If the saying “good things come to those who wait” is true, then the 52 million Americans who own, build, or invest in digital assets are overdue for some very good things. 

After months of negotiations on Capitol Hill, we’re on the verge of the Senate scheduling a vote for the Digital Asset Market Clarity Act, which would finally provide the regulatory framework and clear “rules of the road” that the American crypto community has been operating without for years. 

But we are not there yet, and if Congress takes its eye off the ball — or if the entrenched financial interests trying to hold up the process are successful — the best chance to deliver the legal certainty that the digital asset ecosystem desperately needs could pass us by. 

There’s a limited window to get this done, with few remaining days left in the current Congress before the midterm elections. If Senate leaders don’t schedule a CLARITY Act vote in the coming weeks, an enormous amount of bipartisan work, compromise, and progress, could be wasted.

The CLARITY Act will put an end to crypto users, developers, and companies existing in gray areas — a challenge that continues every day this legislation is delayed, and that ultimately slows innovation, restricts economic opportunity, and exposes users to unnecessary risk.

Too often, crypto detractors — like banking lobbyists who have tried to obstruct this legislation at every step along the way — spin false narratives around who actually benefits from pro-crypto policies, pitting regular Americans against the institutions they claim would be the real beneficiaries. This couldn’t be further from the truth. 

The CLARITY Act would empower a rapidly-growing number of everyday crypto users to participate in the digital economy on their own terms, with confidence that their assets are protected under a fair, transparent legal framework.
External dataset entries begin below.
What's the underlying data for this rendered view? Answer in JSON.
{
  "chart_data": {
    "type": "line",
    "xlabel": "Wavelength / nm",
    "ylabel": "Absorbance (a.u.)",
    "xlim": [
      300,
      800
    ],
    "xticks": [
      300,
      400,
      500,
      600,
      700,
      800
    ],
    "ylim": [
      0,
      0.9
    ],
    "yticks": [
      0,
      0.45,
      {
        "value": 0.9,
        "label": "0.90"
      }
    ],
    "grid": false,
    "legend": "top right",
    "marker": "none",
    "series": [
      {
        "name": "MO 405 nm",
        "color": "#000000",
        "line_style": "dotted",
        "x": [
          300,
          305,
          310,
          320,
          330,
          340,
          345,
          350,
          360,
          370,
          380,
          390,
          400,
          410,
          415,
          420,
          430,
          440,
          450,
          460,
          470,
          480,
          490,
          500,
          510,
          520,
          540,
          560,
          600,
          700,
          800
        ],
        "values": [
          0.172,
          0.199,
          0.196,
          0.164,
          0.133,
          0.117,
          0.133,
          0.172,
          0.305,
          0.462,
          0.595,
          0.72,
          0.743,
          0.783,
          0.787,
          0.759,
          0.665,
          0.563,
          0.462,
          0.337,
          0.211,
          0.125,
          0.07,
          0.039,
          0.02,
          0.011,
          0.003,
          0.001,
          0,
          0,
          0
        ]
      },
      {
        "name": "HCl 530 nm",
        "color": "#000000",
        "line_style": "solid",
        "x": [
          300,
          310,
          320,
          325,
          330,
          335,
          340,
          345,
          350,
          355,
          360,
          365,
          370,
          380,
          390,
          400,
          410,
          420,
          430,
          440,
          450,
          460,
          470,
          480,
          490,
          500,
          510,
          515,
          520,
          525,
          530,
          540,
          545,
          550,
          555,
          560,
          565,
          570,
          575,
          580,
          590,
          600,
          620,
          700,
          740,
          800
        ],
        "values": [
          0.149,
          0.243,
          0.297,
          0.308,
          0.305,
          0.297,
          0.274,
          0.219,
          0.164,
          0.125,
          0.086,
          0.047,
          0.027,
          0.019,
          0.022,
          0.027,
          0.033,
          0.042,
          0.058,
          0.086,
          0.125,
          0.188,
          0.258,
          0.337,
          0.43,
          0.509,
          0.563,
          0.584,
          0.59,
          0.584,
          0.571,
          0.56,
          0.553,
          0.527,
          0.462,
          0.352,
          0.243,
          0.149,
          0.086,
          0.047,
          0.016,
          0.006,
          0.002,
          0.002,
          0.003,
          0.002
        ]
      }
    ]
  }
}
More crypto users will be able to take advantage of seamless transactions, more small businesses will be able to save on transaction fees, and more families will be able to build wealth through digital assets without fear of regulatory whiplash. 

For developers and new, innovative fintech companies, legal certainty means being able to build with confidence on American soil, keeping cutting-edge financial infrastructure at home.

The most recent tactic to continue kicking the can down the road, and eventually kill the bill altogether, has been for CLARITY opponents to assert that the Senate doesn’t need to prioritize a vote because digital assets are not a priority for voters. 

This is categorically false.

According to Stand With Crypto’s survey of crypto owners in Senate battleground states, nearly three-quarters of crypto owners are more likely to support a candidate who backs clearer regulations for cryptocurrency, with roughly the same share  reporting that they are paying close attention to crypto policy and regulation in Washington, D.C.

And while digital assets are an important tool for investing and generating wealth, our research shows that crypto has become deeply intertwined with all aspects of Americans’ daily economic lives. More than a third of crypto owners use it for standard personal transactions — like sending a friend or family member money — while 21 percent use it for monthly expenses, including housing and utilities, and 20 percent use crypto to purchase daily household goods like groceries. 

Not only is crypto a kitchen table issue for millions of digital asset owners but, as we approach November, crypto owners are also an engaged, and up for grabs, group of voters.

Nearly 80 percent of crypto owners describe themselves as “almost certain” to vote in the midterms. And these aren’t voters already locked into one party. Neither party has established majority trust on crypto policy among crypto owners; 59 percent of crypto owners don’t consistently vote for one political party and nearly half of crypto owners say they could support a candidate who they agree with on issues related to crypto, even if they disagree with them on other issues.

What does this all mean? Digital assets are a priority for voters, and they should be a priority for Members of Congress too as they seek reelection in the fall.  

Lawmakers on both sides of the aisle have collaborated in good faith to bring the CLARITY Act this far. Their progress and effort means they understand the urgency this issue demands. 

But now, it’s time to bring the bill to the Senate floor for a vote.

We have a choice. The new digital economy is here to stay. We can either take the initiative to shape it in a way that spreads the benefits broadly and promotes fairness and competition, or we can bury our heads in the sand and miss our best opportunity to create a more innovative, inclusive economy. 

Either way, you can be sure that crypto owners are paying attention. 

Mason Lynaugh is the Executive Director of Stand With Crypto.